Kublin’s burned and bludgeoned body was found near the Montrose landfill in November of 2006. Hodges was arrested in connection with the crime in May of 2008.

Montrose County District Judge Jeff Herron set a trial date for Hodges of Dec. 1 through Dec. 11, with a pretrial conference set for 1:30 p.m. on Nov. 3.

Public Defender Harvey Palefsky told the judge that Hodges had agreed to waive his right to a speedy trial in order to have more time to prepare a defense. Assistant District Attorney Jerry Montgomery agreed to the waiver.

Palefsky requested a hearing concerning the state statute for using voluntary intoxication as a defense because of “some vagueness in the statute.

“I want to make sure we comply and can use that defense,” he said.

Herron set a hearing concerning the statute for 3:30 p.m. on April 28.

After Hodges’s arrest last year, District Attorney Myrl Serra said there were many leads in the murder case, including information received from a citizen in the weeks leading up to Hodges’s arrest.

Kublin was last seen outside of Delta on U.S. Highway 50. A few days later, on Nov. 9, 2006, a bicyclist found his body on a trail just off Landfill Road.

Known as a “free spirit,” Kublin was originally from Massachusetts and traveled around the country. He was reported to have stayed with friends in the Paonia area who belonged to the Rainbow Family of Living Light, a counterculture group dedicated to peace, love and nonviolence.

According to Kublin’s father, Bennett Kublin, his son had been hitchhiking around the country, working odd jobs, for about 30 years. He was a peaceful soul, said his father, and often wrote poems and short stories for his friends and family.

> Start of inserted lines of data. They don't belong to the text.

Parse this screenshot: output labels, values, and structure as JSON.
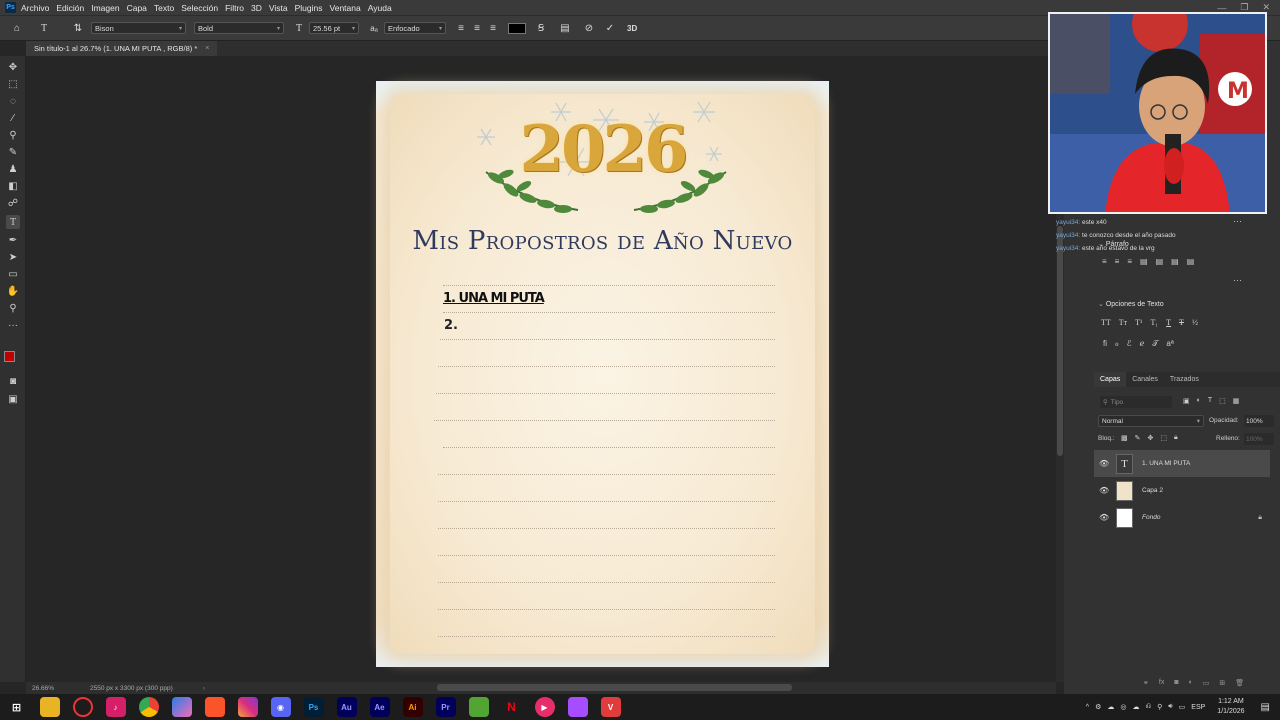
{
  "menubar": {
    "logo": "Ps",
    "items": [
      "Archivo",
      "Edición",
      "Imagen",
      "Capa",
      "Texto",
      "Selección",
      "Filtro",
      "3D",
      "Vista",
      "Plugins",
      "Ventana",
      "Ayuda"
    ]
  },
  "options": {
    "font_family": "Bison",
    "font_style": "Bold",
    "font_size": "25.56 pt",
    "antialias": "Enfocado",
    "text_color": "#000000",
    "label_3d": "3D"
  },
  "document": {
    "tab_title": "Sin título-1 al 26.7% (1. UNA MI PUTA , RGB/8) *",
    "year": "2026",
    "heading": "Mis Propostros de Año Nuevo",
    "line1": "1. UNA MI PUTA",
    "line2": "2."
  },
  "status": {
    "zoom": "26.66%",
    "doc_size": "2550 px x 3300 px (300 ppp)"
  },
  "chat": [
    {
      "user": "yayui34:",
      "text": "este x40"
    },
    {
      "user": "yayui34:",
      "text": "te conozco desde el año pasado"
    },
    {
      "user": "yayui34:",
      "text": "este año estavo de la vrg"
    }
  ],
  "panels": {
    "paragraph": "Párrafo",
    "text_options": "Opciones de Texto",
    "tabs": [
      "Capas",
      "Canales",
      "Trazados"
    ],
    "filter_placeholder": "Tipo",
    "blend_mode": "Normal",
    "opacity_label": "Opacidad:",
    "opacity": "100%",
    "lock_label": "Bloq.:",
    "fill_label": "Relleno:",
    "fill": "100%"
  },
  "layers": [
    {
      "name": "1. UNA MI PUTA",
      "type": "text",
      "selected": true
    },
    {
      "name": "Capa 2",
      "type": "image",
      "selected": false
    },
    {
      "name": "Fondo",
      "type": "background",
      "selected": false,
      "locked": true
    }
  ],
  "taskbar": {
    "apps": [
      "Ps",
      "Au",
      "Ae",
      "Ai",
      "Pr"
    ],
    "language": "ESP",
    "time": "1:12 AM",
    "date": "1/1/2026"
  }
}
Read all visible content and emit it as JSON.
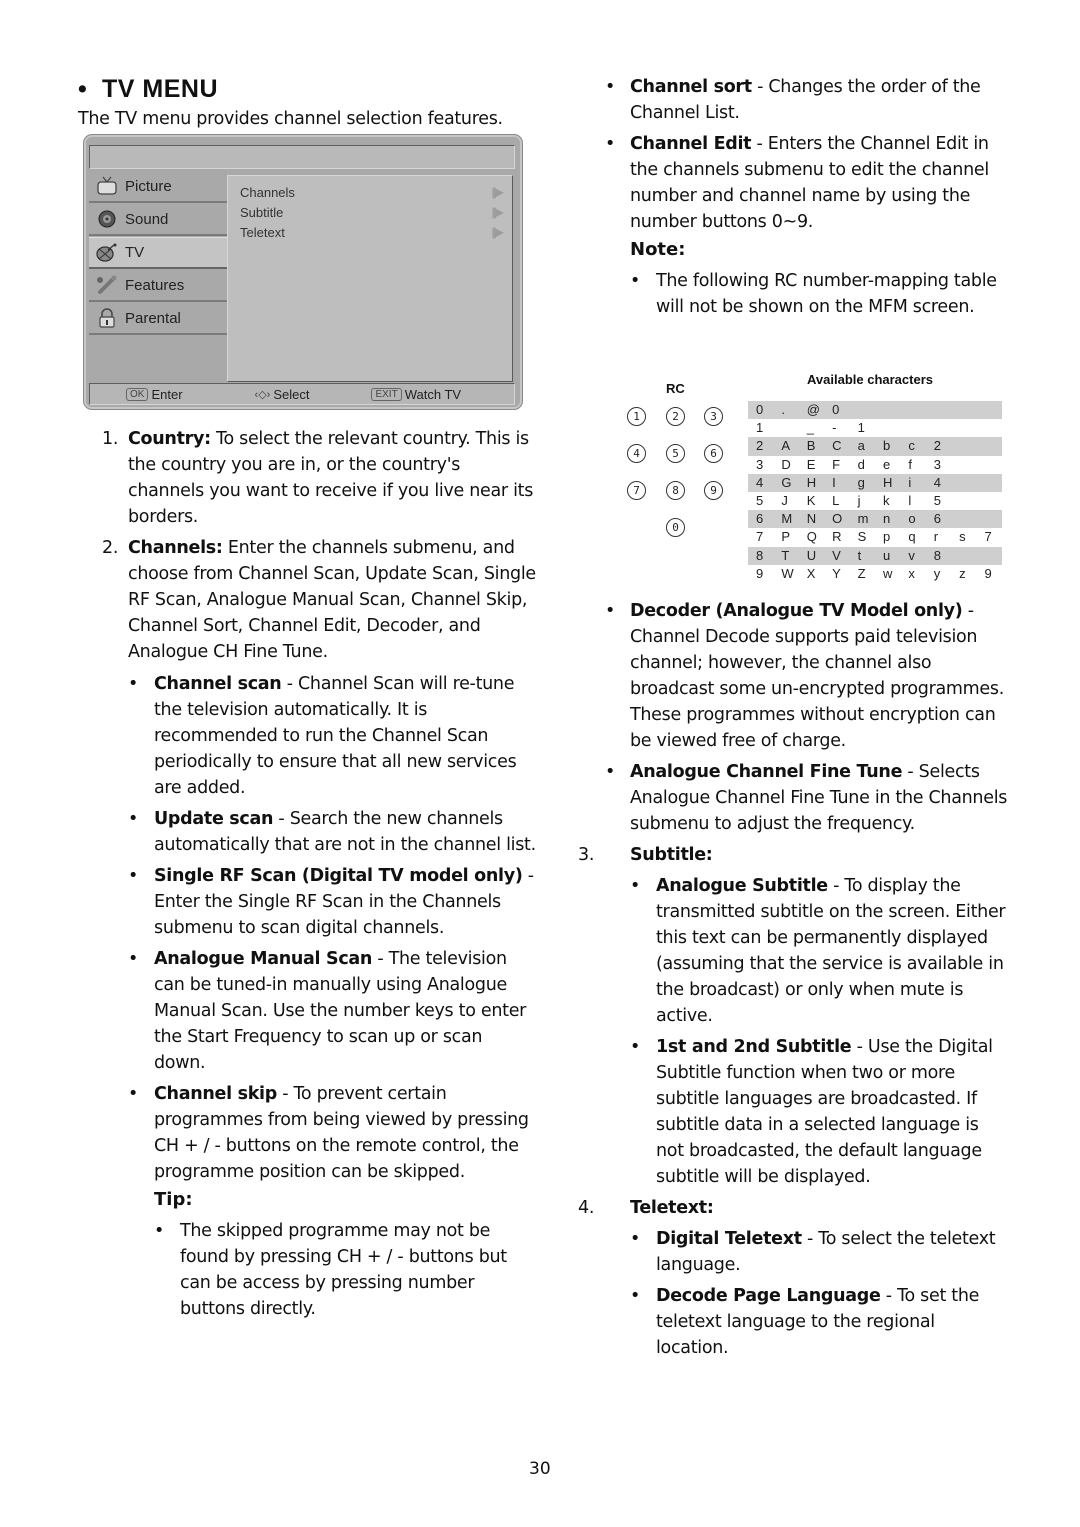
{
  "section": {
    "bullet": "•",
    "title": "TV MENU",
    "intro": "The TV menu provides channel selection features."
  },
  "osd": {
    "sidebar": [
      {
        "label": "Picture",
        "icon": "tv-icon"
      },
      {
        "label": "Sound",
        "icon": "speaker-icon"
      },
      {
        "label": "TV",
        "icon": "satellite-icon"
      },
      {
        "label": "Features",
        "icon": "wrench-icon"
      },
      {
        "label": "Parental",
        "icon": "lock-icon"
      }
    ],
    "active_item": "TV",
    "submenu": [
      {
        "label": "Channels",
        "arrow": "|||▶"
      },
      {
        "label": "Subtitle",
        "arrow": "|||▶"
      },
      {
        "label": "Teletext",
        "arrow": "|||▶"
      }
    ],
    "footer": {
      "ok_key": "OK",
      "ok_label": "Enter",
      "select_glyph": "‹◇›",
      "select_label": "Select",
      "exit_key": "EXIT",
      "exit_label": "Watch TV"
    }
  },
  "left": {
    "items": [
      {
        "num": "1.",
        "bold": "Country:",
        "text": " To select the relevant country. This is the country you are in, or the country's channels you want to receive if you live near its borders."
      },
      {
        "num": "2.",
        "bold": "Channels:",
        "text": " Enter the channels submenu, and choose from Channel Scan, Update Scan, Single RF Scan, Analogue Manual Scan, Channel Skip, Channel Sort, Channel Edit, Decoder, and Analogue CH Fine Tune."
      }
    ],
    "bullets": [
      {
        "bold": "Channel scan",
        "text": " - Channel Scan will re-tune the television automatically. It is recommended to run the Channel Scan periodically to ensure that all new services are added."
      },
      {
        "bold": "Update scan",
        "text": " - Search the new channels automatically that are not in the channel list."
      },
      {
        "bold": "Single RF Scan (Digital TV model only)",
        "text": " - Enter the Single RF Scan in the Channels submenu to scan digital channels."
      },
      {
        "bold": "Analogue Manual Scan",
        "text": " - The television can be tuned-in manually using Analogue Manual Scan. Use the number keys to enter the Start Frequency to scan up or scan down."
      },
      {
        "bold": "Channel skip",
        "text": " - To prevent certain programmes from being viewed by pressing CH + / - buttons on the remote control, the programme position can be skipped."
      }
    ],
    "tip_title": "Tip:",
    "tip_text": "The skipped programme may not be found by pressing CH + / - buttons but can be access by pressing number buttons directly."
  },
  "right": {
    "bullets_top": [
      {
        "bold": "Channel sort",
        "text": " - Changes the order of the Channel List."
      },
      {
        "bold": "Channel Edit",
        "text": " - Enters the Channel Edit in the channels submenu to edit the channel number and channel name by using the number buttons 0~9."
      }
    ],
    "note_title": "Note:",
    "note_text": "The following RC number-mapping table will not be shown on the MFM screen.",
    "rc_label": "RC",
    "rc_buttons": [
      "1",
      "2",
      "3",
      "4",
      "5",
      "6",
      "7",
      "8",
      "9",
      "0"
    ],
    "table_title": "Available characters",
    "char_rows": [
      [
        "0",
        ".",
        "@",
        "0",
        "",
        "",
        "",
        "",
        "",
        ""
      ],
      [
        "1",
        "",
        "_",
        "-",
        "1",
        "",
        "",
        "",
        "",
        ""
      ],
      [
        "2",
        "A",
        "B",
        "C",
        "a",
        "b",
        "c",
        "2",
        "",
        ""
      ],
      [
        "3",
        "D",
        "E",
        "F",
        "d",
        "e",
        "f",
        "3",
        "",
        ""
      ],
      [
        "4",
        "G",
        "H",
        "I",
        "g",
        "H",
        "i",
        "4",
        "",
        ""
      ],
      [
        "5",
        "J",
        "K",
        "L",
        "j",
        "k",
        "l",
        "5",
        "",
        ""
      ],
      [
        "6",
        "M",
        "N",
        "O",
        "m",
        "n",
        "o",
        "6",
        "",
        ""
      ],
      [
        "7",
        "P",
        "Q",
        "R",
        "S",
        "p",
        "q",
        "r",
        "s",
        "7"
      ],
      [
        "8",
        "T",
        "U",
        "V",
        "t",
        "u",
        "v",
        "8",
        "",
        ""
      ],
      [
        "9",
        "W",
        "X",
        "Y",
        "Z",
        "w",
        "x",
        "y",
        "z",
        "9"
      ]
    ],
    "bullets_mid": [
      {
        "bold": "Decoder (Analogue TV Model only)",
        "text": " - Channel Decode supports paid television channel; however, the channel also broadcast some un-encrypted programmes. These programmes without encryption can be viewed free of charge."
      },
      {
        "bold": "Analogue Channel Fine Tune",
        "text": " - Selects Analogue Channel Fine Tune in the Channels submenu to adjust the frequency."
      }
    ],
    "subtitle": {
      "num": "3.",
      "title": "Subtitle:",
      "items": [
        {
          "bold": "Analogue Subtitle",
          "text": " - To display the transmitted subtitle on the screen. Either this text can be permanently displayed (assuming that the service is available in the broadcast) or only when mute is active."
        },
        {
          "bold": "1st and 2nd Subtitle",
          "text": " - Use the Digital Subtitle function when two or more subtitle languages are broadcasted. If subtitle data in a selected language is not broadcasted, the default language subtitle will be displayed."
        }
      ]
    },
    "teletext": {
      "num": "4.",
      "title": "Teletext:",
      "items": [
        {
          "bold": "Digital Teletext",
          "text": " - To select the teletext language."
        },
        {
          "bold": "Decode Page Language",
          "text": " - To set the teletext language to the regional location."
        }
      ]
    }
  },
  "bullet_glyph": "•",
  "page_number": "30"
}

The Boston Globe reported on Nov. 20, 2006, that Kublin had been living in Cambridge, Mass., and went to Colorado in July earlier that year to help with the fruit harvest.

The article quoted Kublin’s father as saying that his son graduated from Andover (Mass.) High School and had been traveling since the age of 29, but came back to Massachusetts for family events.

He said his son was a quiet, law-abiding man who “wouldn't hurt a fly.”